Show that every $n$-vertex triangle-free graph with minimum degree greater than $2n/5$ is bipartite.
First of all this result is vacuously true for $n=1,3,5$. For $n=2$ and $n=4$, it is trivially true since the desired graphs are $K_2$ and $K_{2,2}$.
We assume that $n\geq 6$ and $V(G)=\{v_1,\dots,v_n\}$. Since $\deg(v_1)>2n/5$, then take $v_2\in N(v_1)$ and consider $N(v_2)$ also.
It is easy to see that $N(v_1)$ and $N(v_2)$ are disjoint and independent sets. Moreover, $|V(G)\setminus (N(v_1)\sqcup N(v_2))|<n/5$.
- Consider the most trivial case, when $V(G)\setminus (N(v_1)\sqcup N(v_2))=\varnothing$. Hence $V(G)=N(v_1)\sqcup N(v_2)$ and $G$ is a bipartite graph with vertex sets $N(v_1)$ and $N(v_2)$ , i.e. $G=G[N(v_1),N(v_2)]$.
- If $|V(G)\setminus (N(v_1)\sqcup N(v_2))|=1$, then $V(G)= N(v_1)\sqcup N(v_2)\sqcup \{w\}$. If $N(w)\cap N(v_1)=\varnothing$ or $N(w)\cap N(v_2)=\varnothing$, then $G$ is bipartite graph. Indeed, assume WLOG that $N(w)\cap N(v_1)=\varnothing$, then $G$ is a bipartite with vertex sets $N(v_1)\sqcup \{w\}$ and $N(v_2)$.
Question 1. What if $|N(w)\cap N(v_1)|=k>0$ and $|N(w)\cap N(v_2)|=\ell>0$? I sketched a picture and I see that $G$ is not bipartite in this case. I was wondering how to prove it rigorously?

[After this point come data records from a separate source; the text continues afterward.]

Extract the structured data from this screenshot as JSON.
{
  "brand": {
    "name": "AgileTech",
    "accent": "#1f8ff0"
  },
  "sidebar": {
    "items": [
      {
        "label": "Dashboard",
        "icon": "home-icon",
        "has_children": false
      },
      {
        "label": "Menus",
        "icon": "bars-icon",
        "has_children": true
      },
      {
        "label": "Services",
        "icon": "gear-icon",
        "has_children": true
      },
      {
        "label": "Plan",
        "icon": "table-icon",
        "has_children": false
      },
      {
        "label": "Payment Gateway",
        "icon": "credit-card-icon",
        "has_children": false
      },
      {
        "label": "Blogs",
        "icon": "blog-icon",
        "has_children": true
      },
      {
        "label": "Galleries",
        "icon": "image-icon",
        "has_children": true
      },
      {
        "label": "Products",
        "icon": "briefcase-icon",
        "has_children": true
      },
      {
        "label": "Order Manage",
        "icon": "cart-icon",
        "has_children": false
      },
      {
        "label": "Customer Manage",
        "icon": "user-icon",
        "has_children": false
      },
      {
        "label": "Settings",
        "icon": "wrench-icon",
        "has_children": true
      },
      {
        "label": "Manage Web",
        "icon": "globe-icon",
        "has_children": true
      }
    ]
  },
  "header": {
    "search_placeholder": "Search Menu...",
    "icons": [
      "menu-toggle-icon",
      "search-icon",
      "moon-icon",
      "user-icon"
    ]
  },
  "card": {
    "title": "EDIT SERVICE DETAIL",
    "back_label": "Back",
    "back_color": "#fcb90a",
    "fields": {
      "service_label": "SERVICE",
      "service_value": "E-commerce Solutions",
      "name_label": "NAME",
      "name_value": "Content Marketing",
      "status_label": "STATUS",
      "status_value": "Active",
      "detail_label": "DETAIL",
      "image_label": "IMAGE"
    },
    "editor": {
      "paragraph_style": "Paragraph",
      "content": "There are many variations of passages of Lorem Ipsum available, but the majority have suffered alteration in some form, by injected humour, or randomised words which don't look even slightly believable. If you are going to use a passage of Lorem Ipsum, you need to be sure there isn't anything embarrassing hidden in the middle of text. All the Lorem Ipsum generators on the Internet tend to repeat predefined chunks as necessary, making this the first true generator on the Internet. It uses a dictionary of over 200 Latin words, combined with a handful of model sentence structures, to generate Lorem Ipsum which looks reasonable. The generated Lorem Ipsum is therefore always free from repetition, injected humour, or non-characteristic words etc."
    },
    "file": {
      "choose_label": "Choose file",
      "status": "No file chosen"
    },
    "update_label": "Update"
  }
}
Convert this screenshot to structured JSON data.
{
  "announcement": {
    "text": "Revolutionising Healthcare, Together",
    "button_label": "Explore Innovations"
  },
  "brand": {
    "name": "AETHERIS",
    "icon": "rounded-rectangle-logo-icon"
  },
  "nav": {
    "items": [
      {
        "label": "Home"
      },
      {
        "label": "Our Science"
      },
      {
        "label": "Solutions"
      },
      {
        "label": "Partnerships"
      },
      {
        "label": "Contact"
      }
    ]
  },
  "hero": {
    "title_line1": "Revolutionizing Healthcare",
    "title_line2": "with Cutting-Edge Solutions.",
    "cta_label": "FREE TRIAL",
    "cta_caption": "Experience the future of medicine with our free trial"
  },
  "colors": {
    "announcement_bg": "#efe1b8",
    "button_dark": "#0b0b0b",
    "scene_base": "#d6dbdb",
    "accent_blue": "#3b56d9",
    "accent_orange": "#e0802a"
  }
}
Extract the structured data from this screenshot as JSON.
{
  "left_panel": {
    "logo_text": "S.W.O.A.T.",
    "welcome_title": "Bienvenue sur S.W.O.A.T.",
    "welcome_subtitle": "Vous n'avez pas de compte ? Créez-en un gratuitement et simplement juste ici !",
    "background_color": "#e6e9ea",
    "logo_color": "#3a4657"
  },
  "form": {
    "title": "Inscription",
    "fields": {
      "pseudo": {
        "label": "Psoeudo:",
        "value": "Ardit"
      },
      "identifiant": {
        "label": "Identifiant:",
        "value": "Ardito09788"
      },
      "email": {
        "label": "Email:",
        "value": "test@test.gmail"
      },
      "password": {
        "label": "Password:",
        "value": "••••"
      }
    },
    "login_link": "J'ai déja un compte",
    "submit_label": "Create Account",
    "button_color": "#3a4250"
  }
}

Question 2. I was wondering is it possible to solve the problem with that approach? It seems a bit difficult to me but I did not checked the details since I stucked in question 1.
This is not really answering your questions, but I'd like to suggest a possibly less complicated way of solving this exercise.
Let $G$ be a triangle-free simple graph of order $n$ with $\delta(G)\gt2n/5$, and assume for a contradiction that $G$ is not bipartite. Let $k$ be the length of a shortest odd cycle in $G$ (so $k\ge5$) and let $C$ be a cycle in $G$ of length $k$. Let $M=V(G)\setminus V(C)$ and $m=|M|$.
Since a vertex $v\in V(C)$ is joined to at most $2/5$ of the vertices in $C$, it must be joined to more than $2/5$ of the vertices in $M$, i.e., $|N(v)\cap M|\gt2m/5$. Hence, if $x$ is the number of edges between $V(C)$ and $M$, then $x\gt2mk/5\ge2m$. It follows that some vertex $w$ in $M$ must have at least $3$ neighbors in $C$. But now we can use $w$ to create an odd cycle of length less than $k$.